The best movies you never see coming. Into the Age of Anxiety comes this redux of the familiar Planet of the Apes series which relies heavily on that familiarity as it charges forward into uncharted territory. That territory is part breathtaking technology, part human self-loathing for what we’ve done, who we’ve become and our own despairing hopelessness about our future, and part rumination of the animal within: it all vibrates and quakes in this, one of 2011’s best films.
Never underestimate the element of surprise. Expectations weren’t running high — the thinking was it would be as campy as the old Planet of the Apes movies or worse, as bad as the Tim Burton one. What most weren’t expecting, of course, was that the Rise of the Planet of the Apes would be so character driven: because the technology is now seamless, there is very little separation between our awe and our emotional reaction. But still, with a movie like this there will always be those who refuse to take it seriously because technology is scary, which of course, is part of the film’s central theme.

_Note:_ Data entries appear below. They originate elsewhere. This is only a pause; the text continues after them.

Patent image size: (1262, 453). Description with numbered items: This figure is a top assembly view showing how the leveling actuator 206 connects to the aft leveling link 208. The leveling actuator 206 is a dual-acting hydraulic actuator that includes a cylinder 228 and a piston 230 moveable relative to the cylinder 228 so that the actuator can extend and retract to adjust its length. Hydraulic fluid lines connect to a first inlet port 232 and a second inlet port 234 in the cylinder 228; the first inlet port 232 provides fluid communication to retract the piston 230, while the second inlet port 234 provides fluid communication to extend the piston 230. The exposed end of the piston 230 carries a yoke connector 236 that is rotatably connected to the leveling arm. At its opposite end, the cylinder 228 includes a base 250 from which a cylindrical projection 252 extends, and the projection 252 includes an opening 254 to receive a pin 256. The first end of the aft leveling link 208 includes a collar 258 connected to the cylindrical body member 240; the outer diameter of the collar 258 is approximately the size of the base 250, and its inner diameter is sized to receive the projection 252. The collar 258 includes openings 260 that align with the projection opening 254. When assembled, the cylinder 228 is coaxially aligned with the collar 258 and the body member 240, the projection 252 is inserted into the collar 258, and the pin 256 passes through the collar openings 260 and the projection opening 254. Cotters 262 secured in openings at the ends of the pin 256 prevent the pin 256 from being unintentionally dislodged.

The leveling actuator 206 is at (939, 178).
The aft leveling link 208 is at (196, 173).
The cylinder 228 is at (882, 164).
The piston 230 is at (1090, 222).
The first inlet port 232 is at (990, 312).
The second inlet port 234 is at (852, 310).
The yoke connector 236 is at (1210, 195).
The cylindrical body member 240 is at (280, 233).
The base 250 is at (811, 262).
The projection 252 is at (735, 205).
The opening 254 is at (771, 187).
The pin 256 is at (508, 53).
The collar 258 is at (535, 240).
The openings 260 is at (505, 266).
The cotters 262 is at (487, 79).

The reason to see this movie is marvel at what we can now do with motion capture if you have the right actor (Andy Serkis) and the right FX (WETA), and a director (Rupert Wyatt) knows how to tell a good story; it’s almost shocking, for instance, how long it takes the movie to get going. It takes its time without rushing the audience headlong into the action. We get little hints of it here and there but at some point it sinks in that we’re not going to get the non-stop action and violence to which our ADD culture has become accustomed. So the audience dials it down, sits back and absorbs this odd character Caesar.